The annual USPS postage rate increase took effect on January 27, 2013. Overall, the rate increases average two to three percent, consistent with the Consumer Price Index. To help your customers with budgeting for 2013, report the average percentage increases for the mail categories they use most.
- • Single piece letters, cards and flats: For single-piece mail, the price for a first class stamp for letters weighing up to one ounce rose from 45-cents to 46-cents, or about 2.3 percent. For cards, the increase is from 32-cents to 33-cents (about 3.1 percent) For flats, the increase for the first ounce is from 90-cents to 92-cents, or about 2.2 percent.
- • Presorted first class letter, cards, and flats: The increase for presorted letters weighing up to one ounce and for cards rose by about 2.5 percent; flats by about 2.7 percent.

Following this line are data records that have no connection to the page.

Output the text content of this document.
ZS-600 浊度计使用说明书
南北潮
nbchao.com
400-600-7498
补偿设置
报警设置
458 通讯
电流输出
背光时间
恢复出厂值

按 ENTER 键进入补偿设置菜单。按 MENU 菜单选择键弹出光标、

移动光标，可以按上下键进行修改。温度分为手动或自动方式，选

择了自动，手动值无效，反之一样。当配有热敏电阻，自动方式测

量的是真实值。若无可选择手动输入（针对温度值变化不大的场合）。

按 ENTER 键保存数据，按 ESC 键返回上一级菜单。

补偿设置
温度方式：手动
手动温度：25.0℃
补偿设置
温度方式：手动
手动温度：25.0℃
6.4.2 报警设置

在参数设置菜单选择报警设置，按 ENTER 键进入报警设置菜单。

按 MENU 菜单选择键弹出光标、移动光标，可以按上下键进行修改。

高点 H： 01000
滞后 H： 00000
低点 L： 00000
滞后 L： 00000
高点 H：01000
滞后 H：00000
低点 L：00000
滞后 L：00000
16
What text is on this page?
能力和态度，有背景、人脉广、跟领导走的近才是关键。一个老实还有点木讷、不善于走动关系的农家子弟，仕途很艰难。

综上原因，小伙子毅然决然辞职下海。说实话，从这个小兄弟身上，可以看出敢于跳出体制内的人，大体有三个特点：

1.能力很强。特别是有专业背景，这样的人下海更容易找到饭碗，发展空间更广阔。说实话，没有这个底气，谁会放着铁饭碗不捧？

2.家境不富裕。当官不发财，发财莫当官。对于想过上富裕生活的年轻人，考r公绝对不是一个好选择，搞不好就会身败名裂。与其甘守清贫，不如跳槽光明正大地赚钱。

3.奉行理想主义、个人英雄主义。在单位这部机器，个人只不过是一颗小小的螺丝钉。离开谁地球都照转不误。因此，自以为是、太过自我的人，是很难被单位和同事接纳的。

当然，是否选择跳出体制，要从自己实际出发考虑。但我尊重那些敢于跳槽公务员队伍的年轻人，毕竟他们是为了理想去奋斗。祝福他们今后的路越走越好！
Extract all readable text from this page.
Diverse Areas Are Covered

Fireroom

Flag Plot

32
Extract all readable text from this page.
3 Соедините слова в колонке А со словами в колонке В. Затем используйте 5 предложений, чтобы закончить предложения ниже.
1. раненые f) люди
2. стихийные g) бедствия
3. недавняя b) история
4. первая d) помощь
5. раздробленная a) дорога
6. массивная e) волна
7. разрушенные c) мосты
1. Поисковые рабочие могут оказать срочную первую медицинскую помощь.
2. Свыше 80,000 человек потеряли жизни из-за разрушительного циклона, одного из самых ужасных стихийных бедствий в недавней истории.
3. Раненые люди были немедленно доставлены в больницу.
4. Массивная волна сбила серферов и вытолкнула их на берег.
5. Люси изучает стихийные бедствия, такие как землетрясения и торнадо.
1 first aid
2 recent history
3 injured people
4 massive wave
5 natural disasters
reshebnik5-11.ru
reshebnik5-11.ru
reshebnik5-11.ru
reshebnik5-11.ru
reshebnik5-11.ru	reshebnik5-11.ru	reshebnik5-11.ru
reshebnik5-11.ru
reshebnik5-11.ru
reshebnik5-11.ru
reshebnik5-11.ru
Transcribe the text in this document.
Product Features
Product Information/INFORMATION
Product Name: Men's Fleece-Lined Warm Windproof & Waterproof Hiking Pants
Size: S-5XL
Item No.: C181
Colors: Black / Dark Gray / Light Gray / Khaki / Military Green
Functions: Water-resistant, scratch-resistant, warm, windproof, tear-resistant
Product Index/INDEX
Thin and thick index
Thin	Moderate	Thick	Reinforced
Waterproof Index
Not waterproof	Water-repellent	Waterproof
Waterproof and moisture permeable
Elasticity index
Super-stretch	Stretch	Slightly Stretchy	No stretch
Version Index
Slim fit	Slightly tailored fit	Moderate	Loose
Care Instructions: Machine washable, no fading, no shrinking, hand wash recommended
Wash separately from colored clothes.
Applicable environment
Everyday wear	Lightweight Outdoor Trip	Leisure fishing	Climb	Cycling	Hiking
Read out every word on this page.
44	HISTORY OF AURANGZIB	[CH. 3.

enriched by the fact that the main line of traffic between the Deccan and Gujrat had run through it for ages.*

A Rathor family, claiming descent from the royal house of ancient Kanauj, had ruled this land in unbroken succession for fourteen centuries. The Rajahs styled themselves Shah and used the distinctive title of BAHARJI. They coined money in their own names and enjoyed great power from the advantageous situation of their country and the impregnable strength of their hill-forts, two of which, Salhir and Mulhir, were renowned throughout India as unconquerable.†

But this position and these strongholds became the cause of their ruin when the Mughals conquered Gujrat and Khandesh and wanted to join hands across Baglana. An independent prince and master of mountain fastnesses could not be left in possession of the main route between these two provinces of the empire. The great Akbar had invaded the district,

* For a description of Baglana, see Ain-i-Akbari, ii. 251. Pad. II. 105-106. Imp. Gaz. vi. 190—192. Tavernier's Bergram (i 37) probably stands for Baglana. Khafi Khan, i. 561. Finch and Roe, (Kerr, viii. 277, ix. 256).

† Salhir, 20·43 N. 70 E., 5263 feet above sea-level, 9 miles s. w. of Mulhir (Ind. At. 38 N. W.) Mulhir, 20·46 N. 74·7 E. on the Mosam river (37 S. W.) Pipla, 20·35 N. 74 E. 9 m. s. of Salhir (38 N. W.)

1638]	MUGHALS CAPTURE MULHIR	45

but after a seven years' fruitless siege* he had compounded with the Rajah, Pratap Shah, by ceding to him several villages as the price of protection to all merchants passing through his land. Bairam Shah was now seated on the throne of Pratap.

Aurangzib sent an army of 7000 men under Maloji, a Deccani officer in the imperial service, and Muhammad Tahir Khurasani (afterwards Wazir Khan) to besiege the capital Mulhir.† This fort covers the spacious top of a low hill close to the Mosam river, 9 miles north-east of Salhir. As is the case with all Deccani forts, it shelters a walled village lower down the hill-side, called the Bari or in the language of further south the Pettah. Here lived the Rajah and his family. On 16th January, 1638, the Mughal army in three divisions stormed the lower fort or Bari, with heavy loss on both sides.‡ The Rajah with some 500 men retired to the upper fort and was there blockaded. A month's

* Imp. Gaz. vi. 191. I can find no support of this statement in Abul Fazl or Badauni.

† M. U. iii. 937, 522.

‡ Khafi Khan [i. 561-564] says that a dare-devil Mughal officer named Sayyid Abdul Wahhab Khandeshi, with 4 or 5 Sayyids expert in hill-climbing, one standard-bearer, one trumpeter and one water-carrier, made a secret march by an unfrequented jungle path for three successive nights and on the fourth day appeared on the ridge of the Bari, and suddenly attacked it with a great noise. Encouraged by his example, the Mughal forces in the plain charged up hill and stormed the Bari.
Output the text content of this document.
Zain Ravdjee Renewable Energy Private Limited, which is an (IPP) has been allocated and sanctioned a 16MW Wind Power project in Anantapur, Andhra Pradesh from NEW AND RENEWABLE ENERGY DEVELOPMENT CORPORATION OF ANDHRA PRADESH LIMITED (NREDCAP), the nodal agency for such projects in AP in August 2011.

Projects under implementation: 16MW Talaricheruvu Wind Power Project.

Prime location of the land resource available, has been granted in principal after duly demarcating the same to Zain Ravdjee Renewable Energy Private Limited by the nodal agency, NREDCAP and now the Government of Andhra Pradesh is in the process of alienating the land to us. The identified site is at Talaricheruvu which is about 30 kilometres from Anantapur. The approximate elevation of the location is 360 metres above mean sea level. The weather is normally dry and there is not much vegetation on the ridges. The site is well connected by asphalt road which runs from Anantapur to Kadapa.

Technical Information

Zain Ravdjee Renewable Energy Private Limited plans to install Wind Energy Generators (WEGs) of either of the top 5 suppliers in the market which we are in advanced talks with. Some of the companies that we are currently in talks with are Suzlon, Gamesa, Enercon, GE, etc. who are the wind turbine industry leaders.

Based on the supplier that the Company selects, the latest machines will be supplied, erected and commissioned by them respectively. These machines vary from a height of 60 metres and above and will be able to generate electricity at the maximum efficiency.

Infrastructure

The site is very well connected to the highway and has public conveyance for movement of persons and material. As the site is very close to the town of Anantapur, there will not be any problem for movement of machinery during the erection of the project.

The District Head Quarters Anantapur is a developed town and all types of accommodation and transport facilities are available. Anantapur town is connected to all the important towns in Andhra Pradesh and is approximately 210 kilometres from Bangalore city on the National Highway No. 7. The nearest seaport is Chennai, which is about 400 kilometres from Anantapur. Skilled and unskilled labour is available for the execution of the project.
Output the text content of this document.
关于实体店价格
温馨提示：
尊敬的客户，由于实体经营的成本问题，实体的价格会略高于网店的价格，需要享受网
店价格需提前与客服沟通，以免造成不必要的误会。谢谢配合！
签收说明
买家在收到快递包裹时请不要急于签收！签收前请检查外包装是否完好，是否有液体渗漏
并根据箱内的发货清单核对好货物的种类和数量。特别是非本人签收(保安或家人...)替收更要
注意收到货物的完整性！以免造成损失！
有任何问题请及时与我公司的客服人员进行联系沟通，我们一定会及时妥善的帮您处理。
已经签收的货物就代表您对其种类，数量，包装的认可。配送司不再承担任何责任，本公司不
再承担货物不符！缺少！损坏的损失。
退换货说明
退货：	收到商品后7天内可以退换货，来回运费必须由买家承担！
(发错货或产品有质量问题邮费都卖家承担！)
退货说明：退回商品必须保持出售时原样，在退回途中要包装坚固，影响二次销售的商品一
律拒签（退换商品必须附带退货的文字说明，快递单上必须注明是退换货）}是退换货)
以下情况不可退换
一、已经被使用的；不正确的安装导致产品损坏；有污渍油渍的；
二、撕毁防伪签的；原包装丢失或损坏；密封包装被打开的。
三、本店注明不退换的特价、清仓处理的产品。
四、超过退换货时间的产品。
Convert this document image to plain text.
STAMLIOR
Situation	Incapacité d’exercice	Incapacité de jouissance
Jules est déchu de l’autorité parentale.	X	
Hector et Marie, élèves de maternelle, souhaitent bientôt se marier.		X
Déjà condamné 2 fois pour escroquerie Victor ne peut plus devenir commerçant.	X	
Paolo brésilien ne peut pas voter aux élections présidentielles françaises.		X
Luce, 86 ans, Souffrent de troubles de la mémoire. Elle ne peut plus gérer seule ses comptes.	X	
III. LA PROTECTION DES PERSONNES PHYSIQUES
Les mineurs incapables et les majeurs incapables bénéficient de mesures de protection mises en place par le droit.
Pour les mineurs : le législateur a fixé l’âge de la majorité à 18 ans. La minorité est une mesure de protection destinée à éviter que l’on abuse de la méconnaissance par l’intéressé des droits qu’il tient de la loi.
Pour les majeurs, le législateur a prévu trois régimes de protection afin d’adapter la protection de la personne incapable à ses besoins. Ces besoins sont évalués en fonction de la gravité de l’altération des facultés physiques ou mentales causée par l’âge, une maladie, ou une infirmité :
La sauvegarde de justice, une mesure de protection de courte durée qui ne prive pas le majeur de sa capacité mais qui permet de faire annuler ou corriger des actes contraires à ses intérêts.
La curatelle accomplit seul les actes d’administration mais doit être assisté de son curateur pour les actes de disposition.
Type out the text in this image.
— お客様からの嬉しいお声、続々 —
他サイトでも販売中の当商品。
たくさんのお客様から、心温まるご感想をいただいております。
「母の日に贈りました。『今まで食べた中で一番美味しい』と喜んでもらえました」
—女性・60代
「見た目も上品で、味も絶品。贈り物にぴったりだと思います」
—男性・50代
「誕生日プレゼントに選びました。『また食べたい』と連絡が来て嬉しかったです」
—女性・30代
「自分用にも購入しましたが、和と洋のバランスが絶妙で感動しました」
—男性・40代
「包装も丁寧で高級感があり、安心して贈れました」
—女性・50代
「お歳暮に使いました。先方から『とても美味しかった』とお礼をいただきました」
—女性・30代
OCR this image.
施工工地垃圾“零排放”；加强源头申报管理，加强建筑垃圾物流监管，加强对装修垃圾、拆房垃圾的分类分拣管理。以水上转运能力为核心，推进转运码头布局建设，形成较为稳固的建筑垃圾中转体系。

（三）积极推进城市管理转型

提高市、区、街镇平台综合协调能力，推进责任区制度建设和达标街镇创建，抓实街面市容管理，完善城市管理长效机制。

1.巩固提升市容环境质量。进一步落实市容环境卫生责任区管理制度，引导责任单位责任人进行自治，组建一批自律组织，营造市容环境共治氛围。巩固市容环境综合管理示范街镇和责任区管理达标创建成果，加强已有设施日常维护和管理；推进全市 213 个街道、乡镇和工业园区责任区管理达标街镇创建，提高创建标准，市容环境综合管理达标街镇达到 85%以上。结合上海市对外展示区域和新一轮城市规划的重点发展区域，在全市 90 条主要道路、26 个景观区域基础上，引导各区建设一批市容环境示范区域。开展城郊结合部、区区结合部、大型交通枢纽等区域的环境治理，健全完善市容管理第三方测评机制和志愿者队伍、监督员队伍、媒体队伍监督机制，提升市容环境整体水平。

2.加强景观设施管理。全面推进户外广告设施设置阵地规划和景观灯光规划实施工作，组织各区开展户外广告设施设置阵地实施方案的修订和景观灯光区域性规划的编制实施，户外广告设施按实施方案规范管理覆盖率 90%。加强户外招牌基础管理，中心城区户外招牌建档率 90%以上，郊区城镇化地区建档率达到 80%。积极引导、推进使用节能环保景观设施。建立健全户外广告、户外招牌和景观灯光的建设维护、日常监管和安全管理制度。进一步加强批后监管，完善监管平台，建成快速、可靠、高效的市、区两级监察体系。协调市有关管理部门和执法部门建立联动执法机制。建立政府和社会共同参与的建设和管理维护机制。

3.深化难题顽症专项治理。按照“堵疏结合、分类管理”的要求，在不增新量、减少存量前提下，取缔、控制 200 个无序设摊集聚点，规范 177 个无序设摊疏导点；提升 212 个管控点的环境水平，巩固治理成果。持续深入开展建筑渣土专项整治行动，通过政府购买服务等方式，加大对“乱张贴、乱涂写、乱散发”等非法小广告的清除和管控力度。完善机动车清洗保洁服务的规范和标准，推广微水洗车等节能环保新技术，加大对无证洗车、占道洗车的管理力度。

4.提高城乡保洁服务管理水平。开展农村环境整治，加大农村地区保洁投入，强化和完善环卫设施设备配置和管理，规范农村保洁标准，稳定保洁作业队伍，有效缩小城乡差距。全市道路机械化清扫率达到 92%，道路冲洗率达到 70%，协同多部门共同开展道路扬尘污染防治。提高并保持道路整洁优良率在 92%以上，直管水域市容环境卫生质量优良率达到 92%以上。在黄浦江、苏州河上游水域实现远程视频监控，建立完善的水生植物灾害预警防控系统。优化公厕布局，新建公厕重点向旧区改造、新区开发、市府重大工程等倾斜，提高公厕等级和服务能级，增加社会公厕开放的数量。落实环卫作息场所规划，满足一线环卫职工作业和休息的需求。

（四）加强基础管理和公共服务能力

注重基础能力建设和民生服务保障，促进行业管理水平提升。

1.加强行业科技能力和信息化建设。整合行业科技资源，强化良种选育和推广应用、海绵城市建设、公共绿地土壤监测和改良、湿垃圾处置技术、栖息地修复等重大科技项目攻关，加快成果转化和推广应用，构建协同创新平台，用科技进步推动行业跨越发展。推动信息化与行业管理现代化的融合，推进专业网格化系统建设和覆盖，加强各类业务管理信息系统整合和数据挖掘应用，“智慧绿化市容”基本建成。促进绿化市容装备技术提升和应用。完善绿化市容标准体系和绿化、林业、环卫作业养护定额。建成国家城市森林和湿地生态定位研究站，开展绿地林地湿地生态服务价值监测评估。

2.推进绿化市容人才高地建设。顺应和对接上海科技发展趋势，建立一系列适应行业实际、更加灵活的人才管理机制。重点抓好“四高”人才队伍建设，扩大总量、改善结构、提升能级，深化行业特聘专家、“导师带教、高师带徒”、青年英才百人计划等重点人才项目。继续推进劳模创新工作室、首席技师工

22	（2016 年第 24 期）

- • Standard mail letters and flats: Standard mail letters up to three ounces increased by about 2.7 percent and flats by about 2.6 percent. Periodicals mail rose by about 2.5 percent, with non-profit periodicals continuing to receive a five percent discount.
- • Standard mail high-density/saturation: High-density/saturation rates for standard mail letters up to three ounces increased by about 2.2 percent, while high density/saturation flats increased by about 2.3 percent.
- • EDDM: The lowest EDDM rate (for DDU entry) increased from 14.5 cents to 14.9 cents (about 2.3 percent).
The new rates can be viewed at the Postal Explorer website (http://pe.usps.com/) or as a PDF of Notice 123 (the ratefold): http://pe.usps.com/cpim/ftp/manuals/dmm300/notice123.pdf.
Intelligent Mail Barcode
Mailers got a respite in 2011 when the USPS changed the Intelligent Mail barcode (IMb) implementation date from May 2011 to January 2012, but now it is upon us. Effective January 28, the POSTNET barcode was replaced by the IMb to qualify for automation-based postage discounts. Use of the IMb gives the USPS more flexibility in sorting mail and enables tracking as mail moves through the mail processing system. Eventually IMb will provide door-to-door tracking, though not in this first implementation.
Here are a few tips to help the transition to IMb:
- • IMb requires more space than POSTNET. When designing a mail piece, remember that IMb is taller than POSTNET and may require more space on the address panel. This is especially important for mailings that use window envelopes. Mailers may have to use a 1.25-inch window opening rather than the standard one-inch, depending on how many lines are in the outbound address.
- • IMb is now required on all reply mail. As your customer’s business reply cards and letters come up for reprint, you will need to use the IMb in place of the POSTNET barcode. This means your customer will need a Mailer ID (MID), which can be obtained from the Business Customer gateway at https://gateway.usps.com/bcg/login.htm. Then ask your Mailpiece Design Analyst (MDA) to provide artwork that includes the IMb.
- • Full service IMb will be required in January 2014. During 2013, mailers can use IMb basic service and still qualify for automation discounts. But in January 2014, mailers will be required to upgrade to full service IMb to keep the automation discounts. Among other things, this will require submitting Mail.dat files for mailings over 10,000 pieces and assigning unique barcode numbers to each mail piece. Mailers who intend to maintain qualification for automation-based discounts should begin now to prepare for the shift to full service IMb.